Японский воин в доспехах притаился в темном углу — точно так же, как и сам комендант во время их первой встречи. Широкий козырек шлема скрывал черные глазницы, усы топорщились весьма реалистично. Казалось, он стоит на страже, охраняя дверь позади себя. На двери не было номера, но поскольку другой двери поблизости не оказалось, Джеральд решил, что это и есть комната номер один. Чуть дальше в пустом, тускло освещенном коридоре виднелось окно с допотопной подъемной рамой, которая вибрировала от оглушительного рева колоколов.

Джеральд постучал.

Если ему и ответили, ответ заглушили колокола; поэтому он постучал снова. Не дождавшись ответа и после третьего стука, он осторожно открыл дверь. Ему необходимо было узнать, могут ли они рассчитывать на благоприятный исход, если Фринна и он запрутся в своем номере до рассвета. Он заглянул в комнату и перестал дышать.

Свет не горел, но шторы, если они имелись, были отдернуты с единственного окна, и нижняя рама поднята до упора. Бой колоколов проникал в каждую клеточку, и среди всего этого грохота в полумраке на полу стоял на коленях комендант, на его коротких седых волосах мерцал призрачный свет безлунной ночи, а голова лежала на подоконнике, как на гильотине. Он закрыл лицо руками, но не полностью, и Джеральд увидел его выражение. Возможно, он неправильно его истолковал — кто-нибудь мог назвать его исступленным, но Джеральду показалось, что на его лице застыла мученическая гримаса. Она напугала его больше, чем все остальное.

Внутри комнаты колокола ревели, как разъяренные львы.

Он долго стоял, не в силах пошевелиться, и не мог понять, знает ли комендант о его присутствии. Во всяком случае, прямой реакции не последовало, однако пару раз он вздрогнул и дернулся в сторону Джеральда, как человек, которого потревожили во сне. Джеральд терзался сомнениями по поводу книги; в конце концов он решил ее оставить главным образом потому, что сама мысль о ней была ему неприятна. Он на цыпочках прошел вглубь комнаты и положил ее на едва различимый в темноте деревянный сундук, стоявший около простой металлической кровати, другой мебели в комнате не было.

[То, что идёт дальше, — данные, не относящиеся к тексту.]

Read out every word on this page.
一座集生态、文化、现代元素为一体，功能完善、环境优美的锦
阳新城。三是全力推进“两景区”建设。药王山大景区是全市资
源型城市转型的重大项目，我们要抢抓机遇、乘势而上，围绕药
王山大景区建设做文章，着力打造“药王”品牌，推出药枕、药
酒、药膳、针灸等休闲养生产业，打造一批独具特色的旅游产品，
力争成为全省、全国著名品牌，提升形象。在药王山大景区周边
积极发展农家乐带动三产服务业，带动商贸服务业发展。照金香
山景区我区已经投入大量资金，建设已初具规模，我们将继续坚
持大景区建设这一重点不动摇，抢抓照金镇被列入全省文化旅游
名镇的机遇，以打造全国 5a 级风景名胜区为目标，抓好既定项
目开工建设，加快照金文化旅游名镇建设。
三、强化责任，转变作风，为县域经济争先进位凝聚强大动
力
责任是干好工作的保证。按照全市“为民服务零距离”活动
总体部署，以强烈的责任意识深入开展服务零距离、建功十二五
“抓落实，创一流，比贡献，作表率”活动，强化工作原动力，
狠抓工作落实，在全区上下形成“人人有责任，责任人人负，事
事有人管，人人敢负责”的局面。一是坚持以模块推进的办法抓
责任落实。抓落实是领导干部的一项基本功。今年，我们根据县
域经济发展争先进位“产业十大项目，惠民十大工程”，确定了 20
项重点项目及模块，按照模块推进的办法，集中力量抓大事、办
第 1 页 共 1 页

Он недолго отсутствовал, но миссис Паскоу этого времени хватило, чтобы снова начать пить. Она закончила уборку только наполовину или, скорее, оставила комнату в полубеспорядке и теперь сидела у камина, поглощая виски из темного стакана. Фринна еще не допила свой «Овалтин».

— Сколько еще будут звонить колокола? — спросил Джеральд, входя в вестибюль. Он решил, что они обязательно должны уехать. Под предлогом невозможности заснуть.

— Вряд ли миссис Паскоу знает больше, чем мы, — ответила Фринна.

— Прежде чем принимать бронь, вы должны были предупредить нас об этом… ежегодном событии.

Миссис Паскоу отпила еще виски. Джеральд подозревал, что она пьет его неразбавленным.

— Никто не знает заранее, когда оно произойдет, — хрипло сказала она, глядя в пол.

— Мы здесь не останемся, — разозлился Джеральд.

— Милый!

Фринна схватила его за руку.

— Предоставь это мне, Фринна. — И обратился к миссис Паскоу: — Разумеется, мы заплатим за номер. Будьте добры, закажите нам машину.

Теперь она уставилась на него неподвижным взглядом. Когда он заговорил о машине, она коротко хохотнула. Потом ее лицо изменилось. Она сделала над собой усилие и сказала:

— Знаете, вам не стоит воспринимать коменданта всерьез.

Фринна бросила быстрый взгляд на мужа. Виски у миссис Паскоу кончилось, и она с шумом поставила пустой стакан на каминную полку.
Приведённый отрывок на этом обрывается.